A high-pressure system will bring significant warming to the Southland starting Thursday and peaking Friday, when daytime temperatures are expected to be in the upper 70s and lower 80s in most areas and into the 90s in the valleys, according to the National Weather Service.
“We’ll be sitting almost between 15 and 20 degrees above normal for the time of year,” said weather service meteorologist Todd Hall. “It’s abnormally warm and will probably stay warm at least through the weekend before we actually cool down.”
On Friday, the heat wave is poised to tie or even break several single-day temperature records in Los Angeles.
Forecasters are expecting the thermometer to reach 89 degrees in Burbank, breaking a 40-year-old record of 86 degrees that was set in 1986, Hall said. Downtown L.A. is expected to hit 88 degrees, which would tie the record high set last year, while Woodland Hills is forecast to reach 91 degrees, just under the 92-degree record set in 1986.
Temperatures are expected to be even hotter farther south in San Diego County on Friday, where forecasters are predicting temperatures up to 25 degrees above seasonal norms, with highs in the upper 90s in the low deserts.

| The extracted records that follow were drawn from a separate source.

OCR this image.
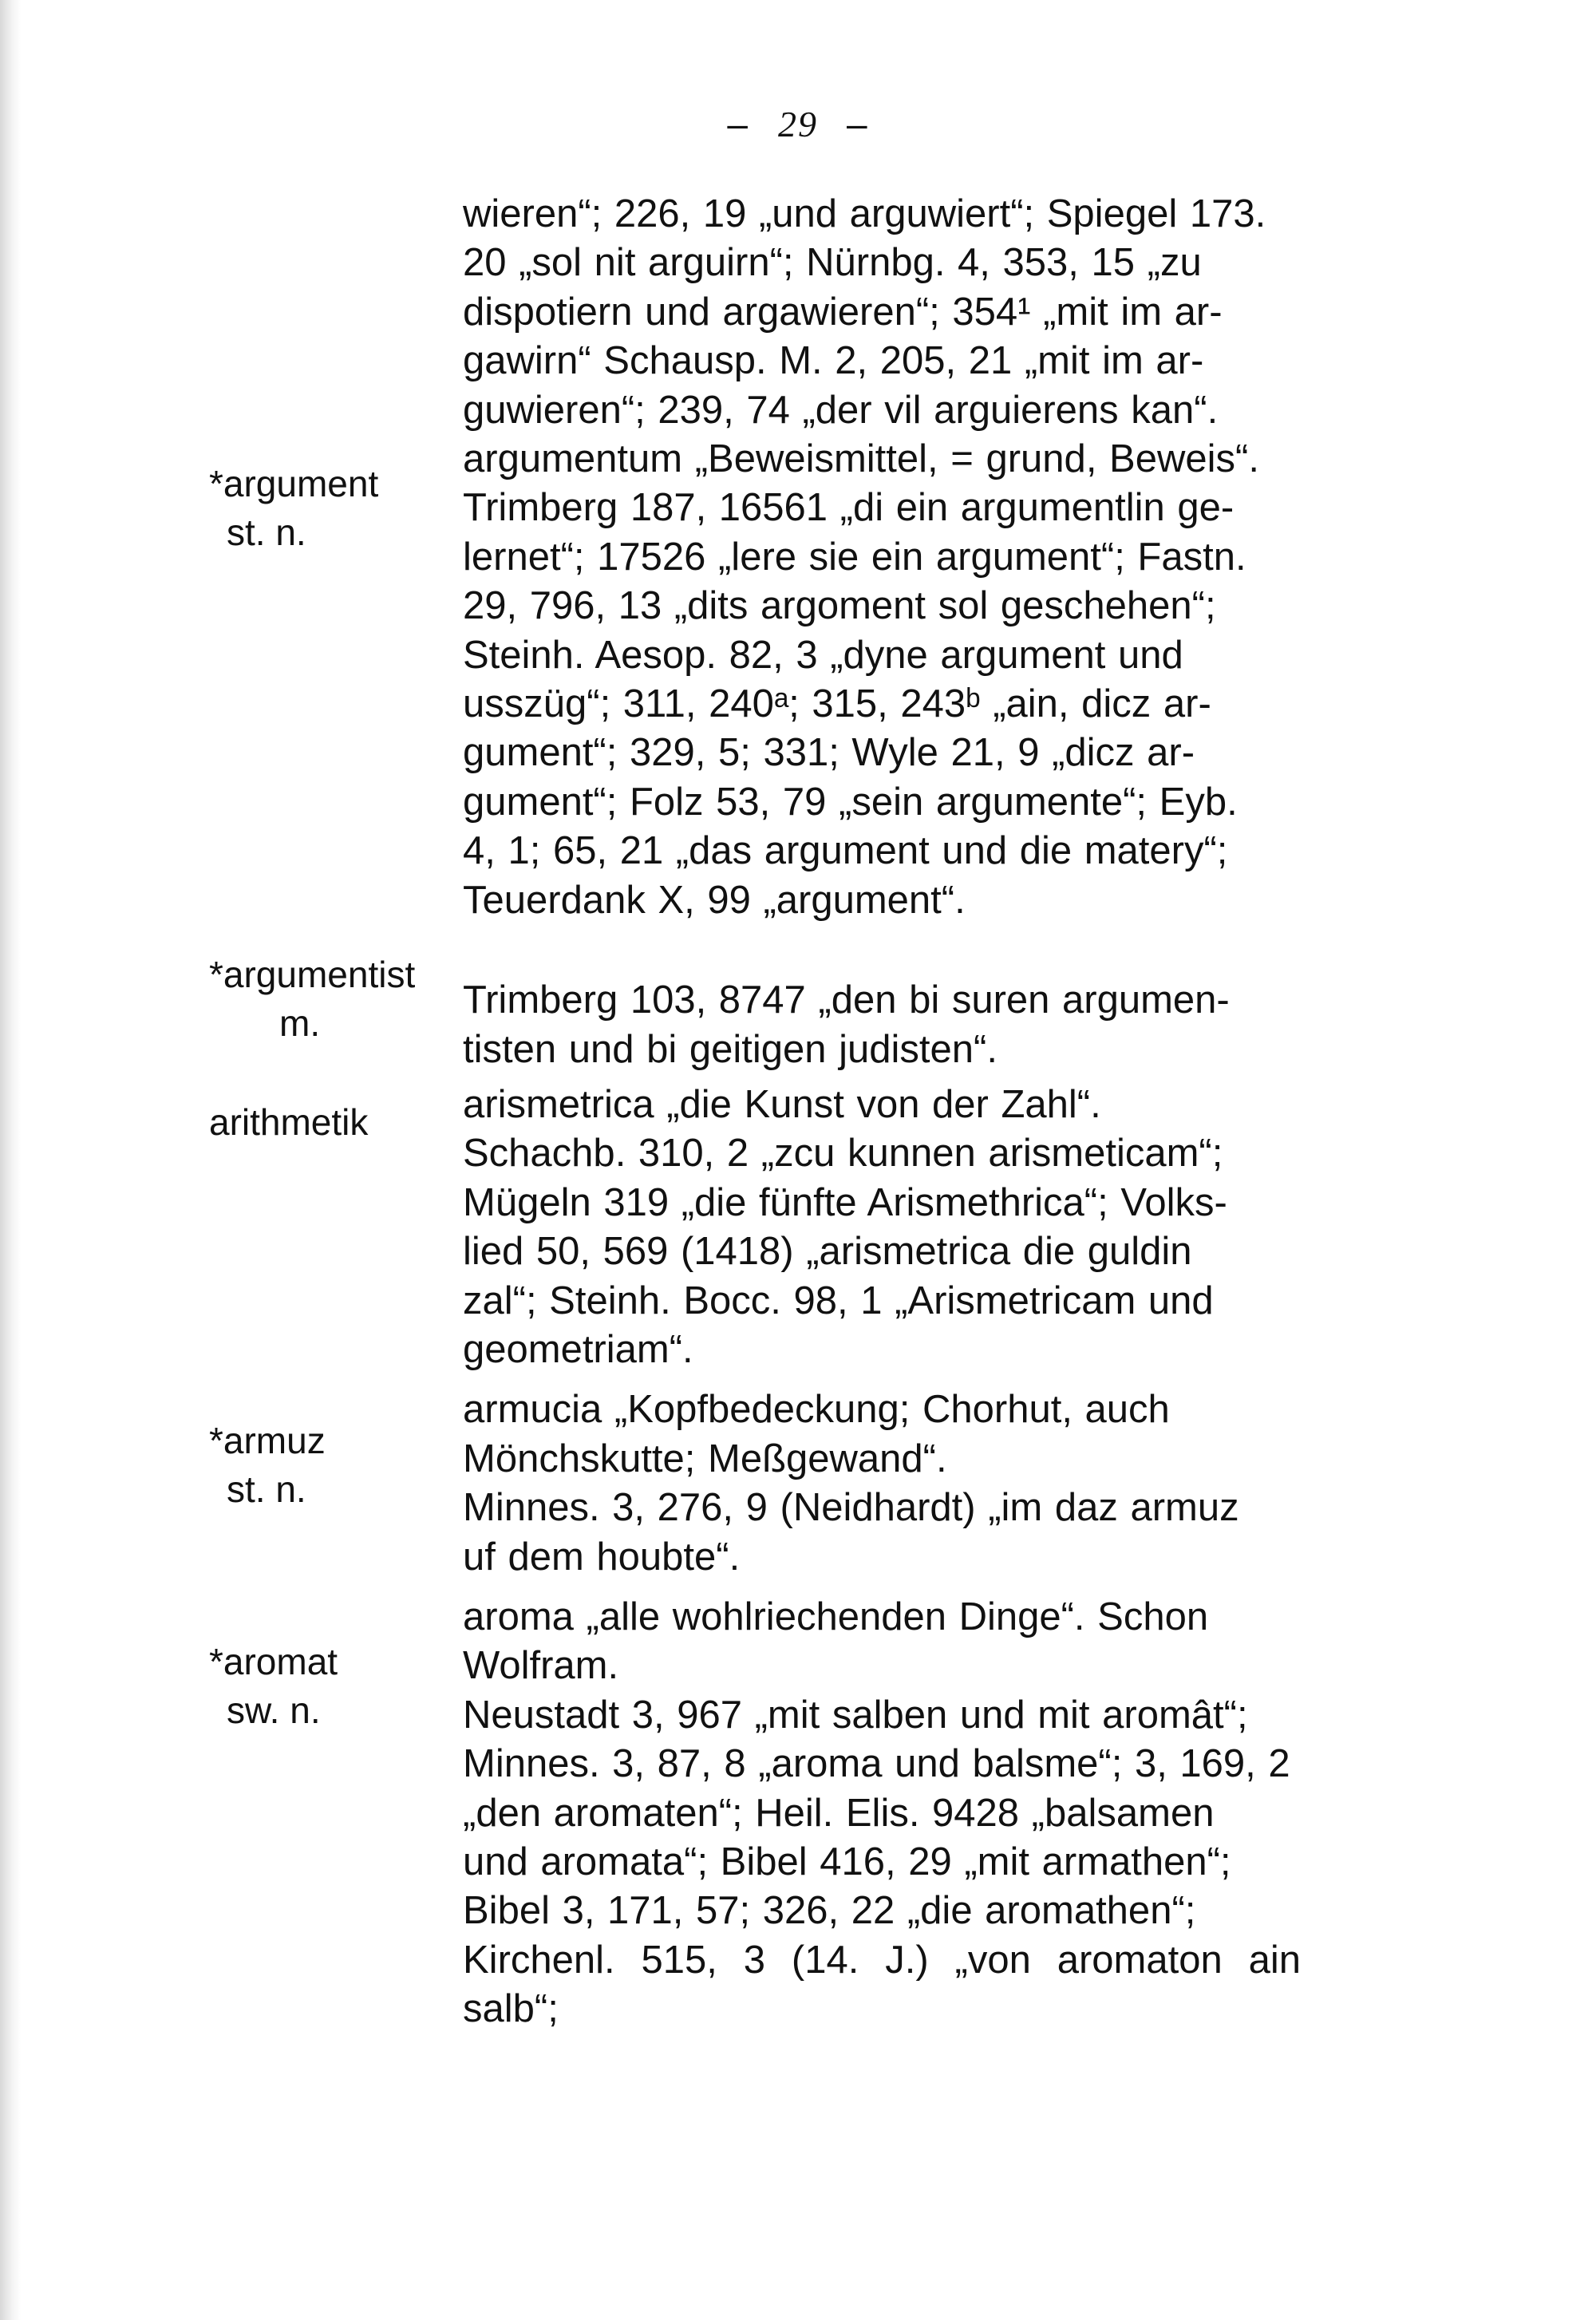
– 29 –
*argument
st. n.
*argumentist
m.
arithmetik
*armuz
st. n.
*aromat
sw. n.
wieren“; 226, 19 „und arguwiert“; Spiegel 173.
20 „sol nit arguirn“; Nürnbg. 4, 353, 15 „zu
dispotiern und argawieren“; 354¹ „mit im ar-
gawirn“ Schausp. M. 2, 205, 21 „mit im ar-
guwieren“; 239, 74 „der vil arguierens kan“.
argumentum „Beweismittel, = grund, Beweis“.
Trimberg 187, 16561 „di ein argumentlin ge-
lernet“; 17526 „lere sie ein argument“; Fastn.
29, 796, 13 „dits argoment sol geschehen“;
Steinh. Aesop. 82, 3 „dyne argument und
usszüg“; 311, 240ᵃ; 315, 243ᵇ „ain, dicz ar-
gument“; 329, 5; 331; Wyle 21, 9 „dicz ar-
gument“; Folz 53, 79 „sein argumente“; Eyb.
4, 1; 65, 21 „das argument und die matery“;
Teuerdank X, 99 „argument“.
Trimberg 103, 8747 „den bi suren argumen-
tisten und bi geitigen judisten“.
arismetrica „die Kunst von der Zahl“.
Schachb. 310, 2 „zcu kunnen arismeticam“;
Mügeln 319 „die fünfte Arismethrica“; Volks-
lied 50, 569 (1418) „arismetrica die guldin
zal“; Steinh. Bocc. 98, 1 „Arismetricam und
geometriam“.
armucia „Kopfbedeckung; Chorhut, auch
Mönchskutte; Meßgewand“.
Minnes. 3, 276, 9 (Neidhardt) „im daz armuz
uf dem houbte“.
aroma „alle wohlriechenden Dinge“. Schon
Wolfram.
Neustadt 3, 967 „mit salben und mit aromât“;
Minnes. 3, 87, 8 „aroma und balsme“; 3, 169, 2
„den aromaten“; Heil. Elis. 9428 „balsamen
und aromata“; Bibel 416, 29 „mit armathen“;
Bibel 3, 171, 57; 326, 22 „die aromathen“;
Kirchenl. 515, 3 (14. J.) „von aromaton ain salb“;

“It is becoming increasingly likely that the weather may be TOO nice in parts of Southern California,” the San Diego weather service joked in a post on X. “Hazards include forgetting that it is February and general feelings of happiness.”
Onshore winds on Saturday will bring temperatures down a notch across the Los Angeles region, to 10 to 15 degrees above normal in many areas. Weather will continue to cool slightly on Sunday, with partly to mostly cloudy skies. Temperatures will, nonetheless, remain unseasonably warm into early next week, and there is no chance of rain in the near future.
This warm period comes a week after frosty temperatures and heavy precipitation across the state brought a dumping of snow to the San Gabriel Mountains, blanketed the Sierra in white and caused a deadly avalanche near Lake Tahoe.
A hot, dry stretch following a rainy, cold one is fairly typical in springtime in mid-latitude regions such as Southern California, Hall said.
“The atmosphere behaves a lot like an ocean,” he said. “The tips of the waves are called ridges and the bottoms of the waves are called troughs, and so the atmosphere flows just like water.”
In this analogy, troughs are associated with lower pressure and cooler, wetter weather, while ridges are linked to higher pressure and warmer, drier conditions — helping explain why cold snaps and warm spells often alternate.